A directed acyclic graph (DAG) is, as the name suggests, a directed graph that contains no cycles.

If we choose two vertices in such a graph, we can calculate how many different directed paths exist between these vertices. We consider two such paths to be different if one of them traverses an edge that the other does not.

Your task is to create a directed acyclic graph with $n$ vertices (numbered from 1 to $n$), in which there are exactly $k$ paths from vertex 1 to vertex $n$. However, there are a few catches. Your graph can have at most 100 vertices, each vertex can have at most two outgoing edges, and it cannot contain multi-edges (i.e., if two edges leave a vertex, they must lead to different vertices). It can be proven that for every possible $k$ satisfying the constraints given below, it is possible to construct a graph that meets these conditions.

Input

The first and only line of input contains a single integer $k$ ($1 \le k \le 10^9$).

Output

The first line of output should contain a single integer $n$ ($2 \le n \le 100$) representing the number of vertices in your graph.

In the next $n$ lines, there should be two integers each. The numbers in the $i$-th line should indicate the vertices to which the edges originating from vertex $i$ lead. Any of these numbers can be equal to $-1$ if you want the given edge not to exist. If both numbers in a line are different from $-1$, they must be different from each other.

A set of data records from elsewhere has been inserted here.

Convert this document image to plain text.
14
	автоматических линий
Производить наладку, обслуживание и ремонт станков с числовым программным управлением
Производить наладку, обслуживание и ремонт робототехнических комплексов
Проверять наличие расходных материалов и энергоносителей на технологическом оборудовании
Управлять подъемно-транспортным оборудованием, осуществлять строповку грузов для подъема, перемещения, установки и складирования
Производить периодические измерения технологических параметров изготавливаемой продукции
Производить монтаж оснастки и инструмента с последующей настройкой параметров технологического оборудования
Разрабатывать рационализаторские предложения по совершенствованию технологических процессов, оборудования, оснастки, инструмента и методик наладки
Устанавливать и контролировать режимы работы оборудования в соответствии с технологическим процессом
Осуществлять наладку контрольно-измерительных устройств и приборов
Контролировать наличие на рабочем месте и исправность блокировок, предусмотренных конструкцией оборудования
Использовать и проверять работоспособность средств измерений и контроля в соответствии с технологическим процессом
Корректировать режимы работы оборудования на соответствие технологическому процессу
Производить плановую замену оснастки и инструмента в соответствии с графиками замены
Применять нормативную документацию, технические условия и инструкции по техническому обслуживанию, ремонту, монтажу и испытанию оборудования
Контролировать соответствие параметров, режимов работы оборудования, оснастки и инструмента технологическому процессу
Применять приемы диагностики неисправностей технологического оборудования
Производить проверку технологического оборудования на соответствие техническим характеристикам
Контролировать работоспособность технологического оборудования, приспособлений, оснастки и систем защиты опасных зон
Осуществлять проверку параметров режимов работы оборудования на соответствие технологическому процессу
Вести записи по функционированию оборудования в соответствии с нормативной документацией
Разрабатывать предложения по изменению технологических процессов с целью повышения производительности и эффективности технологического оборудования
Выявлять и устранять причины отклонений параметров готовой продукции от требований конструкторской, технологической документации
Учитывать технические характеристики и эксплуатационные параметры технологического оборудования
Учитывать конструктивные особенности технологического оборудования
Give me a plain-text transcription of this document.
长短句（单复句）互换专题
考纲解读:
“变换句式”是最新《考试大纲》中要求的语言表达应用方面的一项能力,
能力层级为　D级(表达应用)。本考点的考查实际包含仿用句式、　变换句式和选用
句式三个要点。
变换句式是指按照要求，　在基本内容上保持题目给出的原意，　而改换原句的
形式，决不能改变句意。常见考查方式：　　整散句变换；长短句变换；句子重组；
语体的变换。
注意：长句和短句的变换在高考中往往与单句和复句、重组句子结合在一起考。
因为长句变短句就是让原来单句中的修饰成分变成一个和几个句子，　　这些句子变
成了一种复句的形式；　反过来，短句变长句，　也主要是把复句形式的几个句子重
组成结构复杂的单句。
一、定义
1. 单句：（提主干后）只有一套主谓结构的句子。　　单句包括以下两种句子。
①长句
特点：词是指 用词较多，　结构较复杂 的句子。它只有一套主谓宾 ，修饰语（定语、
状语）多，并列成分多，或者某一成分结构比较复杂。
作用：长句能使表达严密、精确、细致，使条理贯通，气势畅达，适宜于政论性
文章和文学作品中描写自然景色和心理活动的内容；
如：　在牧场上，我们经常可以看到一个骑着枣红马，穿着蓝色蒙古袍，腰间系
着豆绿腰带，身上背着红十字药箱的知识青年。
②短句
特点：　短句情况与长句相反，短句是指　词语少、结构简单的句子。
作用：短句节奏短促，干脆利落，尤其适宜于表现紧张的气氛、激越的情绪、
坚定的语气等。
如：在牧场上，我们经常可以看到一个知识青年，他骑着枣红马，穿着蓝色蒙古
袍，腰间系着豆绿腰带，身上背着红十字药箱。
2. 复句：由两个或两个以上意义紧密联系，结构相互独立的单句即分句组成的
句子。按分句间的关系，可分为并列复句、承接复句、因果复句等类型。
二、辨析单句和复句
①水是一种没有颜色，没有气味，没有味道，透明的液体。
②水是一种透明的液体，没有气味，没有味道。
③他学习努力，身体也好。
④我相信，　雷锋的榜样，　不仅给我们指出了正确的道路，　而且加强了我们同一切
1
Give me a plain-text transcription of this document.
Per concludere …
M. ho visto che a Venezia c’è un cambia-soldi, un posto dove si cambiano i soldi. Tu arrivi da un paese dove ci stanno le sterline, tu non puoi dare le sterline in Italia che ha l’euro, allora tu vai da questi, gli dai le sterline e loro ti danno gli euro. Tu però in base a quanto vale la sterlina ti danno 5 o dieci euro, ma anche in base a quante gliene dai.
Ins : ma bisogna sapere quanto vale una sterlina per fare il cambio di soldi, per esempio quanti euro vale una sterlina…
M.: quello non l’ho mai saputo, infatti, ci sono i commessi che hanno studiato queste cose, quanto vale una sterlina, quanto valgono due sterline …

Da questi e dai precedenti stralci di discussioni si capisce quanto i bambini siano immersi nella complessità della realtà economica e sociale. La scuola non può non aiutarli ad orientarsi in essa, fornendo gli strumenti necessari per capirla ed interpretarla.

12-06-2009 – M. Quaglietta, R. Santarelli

If there are multiple graphs satisfying the problem conditions, you may output any one of them. Note that you do not need to minimize the number of vertices in the graph; it is sufficient to stay within the limit on their number.

Examples

Input 1

3

Output 1

6
3 5
6 -1
2 6
2 6
6 -1
-1 -1

Note

The following figure shows the 6-vertex graph described in the output. From vertex 1 to vertex 6, there are paths $1 \to 3 \to 2 \to 6$, $1 \to 3 \to 6$, and $1 \to 5 \to 6$.